Die fünf wesentlichen Fragen im Entscheidungsprozess

Viele Verkäufer machen den Fehler, dass sie ihre Produkte den falschen Menschen anbieten, das heißt, nicht denjenigen, die darüber entscheiden können, ob gekauft wird oder nicht. Die folgenden fünf Fragen helfen Ihnen, herauszufinden, wer der Entscheider ist.

1. „Wer ist am Entscheidungsprozess beteiligt?“ Manchmal kann es so simpel sein, fragen Sie einfach Ihre Kontaktperson, wer alles in die Entscheidung miteinbezogen wird.
2. „Wie geht es weiter?“ Klären Sie von vornherein, was passiert, wenn Sie ein Angebot machen. Wird das einem Gremium vorgestellt? Oder dem Aufsichtsrat?
3. „Welche Schritte folgen?“ Muss erst der Einkauf miteingeschaltet werden? Wird eine Aufstellung gemacht? Werden die Konzepte noch einmal inhaltlich geklärt?
4. „Wann wird eine Entscheidung getroffen?“ Mit dieser Frage sehen Sie, ob dieser Kunde wirklich Priorität verdient oder jemand ist, der nur ein Vergleichsangebot möchte.

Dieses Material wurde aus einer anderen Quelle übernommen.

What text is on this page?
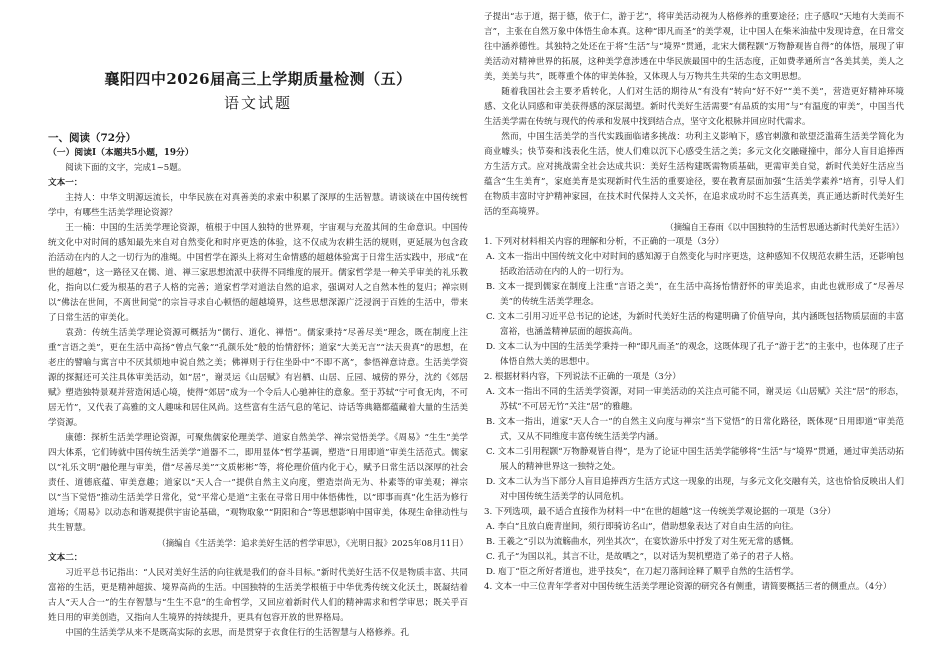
襄阳四中2026届高三上学期质量检测（五）
语文试题
一、阅读（72分）
（一）阅读Ⅰ（本题共5小题，19分）
阅读下面的文字，完成1~5题。
文本一：
主持人：中华文明源远流长，中华民族在对真善美的求索中积累了深厚的生活智慧。请谈谈在中国传统哲学中，有哪些生活美学理论资源？
王一楠：中国的生活美学理论资源，植根于中国人独特的世界观，宇宙观与充盈其间的生命意识。中国传统文化中对时间的感知最先来自对自然变化和时序更迭的体验，这不仅成为农耕生活的规则，更延展为包含政治活动在内的人之一切行为的准绳。中国哲学在源头上将对生命情感的超越体验寓于日常生活实践中，形成“在世的超越”，这一路径又在儒、道、禅三家思想流派中获得不同维度的展开。儒家哲学是一种关乎审美的礼乐教化，指向以仁爱为根基的君子人格的完善；道家哲学对道法自然的追求，强调对人之自然本性的复归；禅宗则以“佛法在世间，不离世间觉”的宗旨寻求自心顿悟的超越境界，这些思想深源广泛浸润于百姓的生活中，带来了日常生活的审美化。
袁劲：传统生活美学理论资源可概括为“儒行、道化、禅悟”。儒家秉持“尽善尽美”理念，既在制度上注重“言语之美”，更在生活中高扬“曾点气象”“孔颜乐处”般的怡情舒怀；道家“大美无言”“法天贵真”的思想，在老庄的譬喻与寓言中不厌其烦地申说自然之美；佛禅则于行住坐卧中“不即不离”，参悟禅意诗意。生活美学资源的探掘还可关注具体审美活动，如“居”，谢灵运《山居赋》有岩栖、山居、丘园、城傍的界分，沈约《郊居赋》塑造独特景观并营造闲适心境，使得“郊居”成为一个令后人心驰神往的意象。至于苏轼“宁可食无肉，不可居无竹”，又代表了高雅的文人趣味和居住风尚。这些富有生活气息的笔记、诗话等典籍都蕴藏着大量的生活美学资源。
康德：探析生活美学理论资源，可聚焦儒家伦理美学、道家自然美学、禅宗觉悟美学。《周易》“生生”美学四大体系，它们铸就中国传统生活美学“道器不二，即用显体”哲学基调，塑造“日用即道”审美生活范式。儒家以“礼乐文明”融伦理与审美，借“尽善尽美”“文质彬彬”等，将伦理价值内化于心，赋予日常生活以深厚的社会责任、道德底蕴、审美意趣；道家以“天人合一”提供自然主义向度，塑造崇尚无为、朴素等的审美观；禅宗以“当下觉悟”推动生活美学日常化，觉“平常心是道”主张在寻常日用中体悟佛性，以“即事而真”化生活为修行道场；《周易》以动态和谐观提供宇宙论基础，“观物取象”“阴阳和合”等思想影响中国审美，体现生命律动性与共生智慧。
（摘编自《生活美学：追求美好生活的哲学审思》，《光明日报》2025年08月11日）
文本二：
习近平总书记指出：“人民对美好生活的向往就是我们的奋斗目标。”新时代美好生活不仅是物质丰富、共同富裕的生活，更是精神超拔、境界高尚的生活。中国独特的生活美学根植于中华优秀传统文化沃土，既凝结着古人“天人合一”的生存智慧与“生生不息”的生命哲学，又回应着新时代人们的精神需求和哲学审思；既关乎百姓日用的审美创造，又指向人生境界的持续提升，更具有包容开放的世界格局。
中国的生活美学从来不是既高实际的玄思，而是贯穿于衣食住行的生活智慧与人格修养。孔
子提出“志于道，据于德，依于仁，游于艺”，将审美活动视为人格修养的重要途径；庄子感叹“天地有大美而不言”，主张在自然万象中体悟生命本真。这种“即凡而圣”的美学观，让中国人在柴米油盐中发现诗意，在日常交往中涵养德性。其独特之处还在于将“生活”与“境界”贯通，北宋大儒程颢“万物静观皆自得”的体悟，展现了审美活动对精神世界的拓展，这种美学意涉透在中华民族最国中的生活态度，正如费孝通所言“各美其美，美人之美，美美与共”，既尊重个体的审美体验，又体现人与万物共生共荣的生态文明思想。
随着我国社会主要矛盾转化，人们对生活的期待从“有没有”转向“好不好”“美不美”，营造更好精神环境感、文化认同感和审美获得感的深层渴望。新时代美好生活需要“有品质的实用”与“有温度的审美”，中国当代生活美学需在传统与现代的传承和发展中找到结合点，坚守文化根脉并回应时代需求。
然而，中国生活美学的当代实践面临诸多挑战：功利主义影响下，感官刺激和欲望泛滥蒋生活美学简化为商业噱头；快节奏和浅表化生活，使人们难以沉下心感受生活之美；多元文化交融碰撞中，部分人盲目追捧西方生活方式。应对挑战需全社会达成共识：美好生活构建既需物质基础，更需审美自觉，新时代美好生活应当蕴含“生生美育”，家庭美育是实现新时代生活的重要途径，要在教育层面加强“生活美学素养”培育，引导人们在物质丰富时守护精神家园，在技术时代保持人文关怀，在追求成功时不忘生活真美，真正通达新时代美好生活的至高境界。
（摘编自王春雨《以中国独特的生活哲思通达新时代美好生活》）
1. 下列对材料相关内容的理解和分析，不正确的一项是（3分）
A. 文本一指出中国传统文化中对时间的感知源于自然变化与时序更迭，这种感知不仅规范农耕生活，还影响包括政治活动在内的人的一切行为。
B. 文本一提到儒家在制度上注重“言语之美”，在生活中高扬怡情舒怀的审美追求，由此也就形成了“尽善尽美”的传统生活美学理念。
C. 文本二引用习近平总书记的论述，为新时代美好生活的构建明确了价值导向，其内涵既包括物质层面的丰富富裕，也涵盖精神层面的超拔高尚。
D. 文本二认为中国的生活美学秉持一种“即凡而圣”的观念，这既体现了孔子“游于艺”的主张中，也体现了庄子体悟自然大美的思想中。
2. 根据材料内容，下列说法不正确的一项是（3分）
A. 文本一指出不同的生活美学资源，对同一审美活动的关注点可能不同，谢灵运《山居赋》关注“居”的形态，苏轼“不可居无竹”关注“居”的雅趣。
B. 文本一指出，道家“天人合一”的自然主义向度与禅宗“当下觉悟”的日常化路径，既体现“日用即道”审美范式，又从不同维度丰富传统生活美学内涵。
C. 文本二引用程颢“万物静观皆自得”，是为了论证中国生活美学能够将“生活”与“境界”贯通，通过审美活动拓展人的精神世界这一独特之处。
D. 文本二认为当下部分人盲目追捧西方生活方式这一现象的出现，与多元文化交融有关，这也恰恰反映出人们对中国传统生活美学的认同危机。
3. 下列选项，最不适合直接作为材料一中“在世的超越”这一传统美学观论据的一项是（3分）
A. 李白“且放白鹿青崖间，须行即骑访名山”，借助想象表达了对自由生活的向往。
B. 王羲之“引以为流觞曲水，列坐其次”，在宴饮游乐中抒发了对生死无常的感慨。
C. 孔子“为国以礼，其言不让，是故哂之”，以对话为契机塑造了弟子的君子人格。
D. 庖丁“臣之所好者道也，进乎技矣”，在刀起刀落间诠释了顺乎自然的生活哲学。
4. 文本一中三位青年学者对中国传统生活美学理论资源的研究各有侧重，请简要概括三者的侧重点。（4分）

Kundenselektion ist das A und O als Verkäufer: Sie sind viel erfolgreicher, wenn Sie sich auf Kunden konzentrieren, die zu Ihnen passen und die wirklich Interesse haben.
5. „Welche Abteilung hat den größten Einfluss auf die Entscheidung?“ Somit können Sie sicherstellen, dass Sie tatsächlich nah am Hauptentscheider dran sind oder dafür sorgen, dass eine Beziehung auf dieser Ebene – auch mit Hilfe von anderen Mitarbeitern aus Ihrem Unternehmen, z.B. Bereichsleitung, Vorstand etc. – aufgebaut wird.

Sie sehen, die Fragen zielen darauf ab, herauszufinden, wer Entscheidungen trifft. Gerade ein Vertriebsleiter wird sich nicht oft die Blöße geben und sagen, dass er gegebenenfalls keine alleinige Entscheidungsgewalt hat.

Ihr Sellection To-Do für diese Woche:

… halten Sie sich selbst den Spiegel vor:

Durchleuchten Sie bereits die Entscheidungsfindung Ihrer Kunden?
Was könnten Sie gewinnen, wenn Sie das tun?
Könnte das für Ihre Selektion hilfreich sein?
Wie schon angedeutet, ist hier Sensibilität angesagt. Niemand gibt gerne zu, dass er keine Entscheidungsmacht hat. Deshalb nutzen Sie die Fragen, um vorsichtig ans Ziel zu kommen.

Ich wünsche Ihnen dabei viel Erfolg!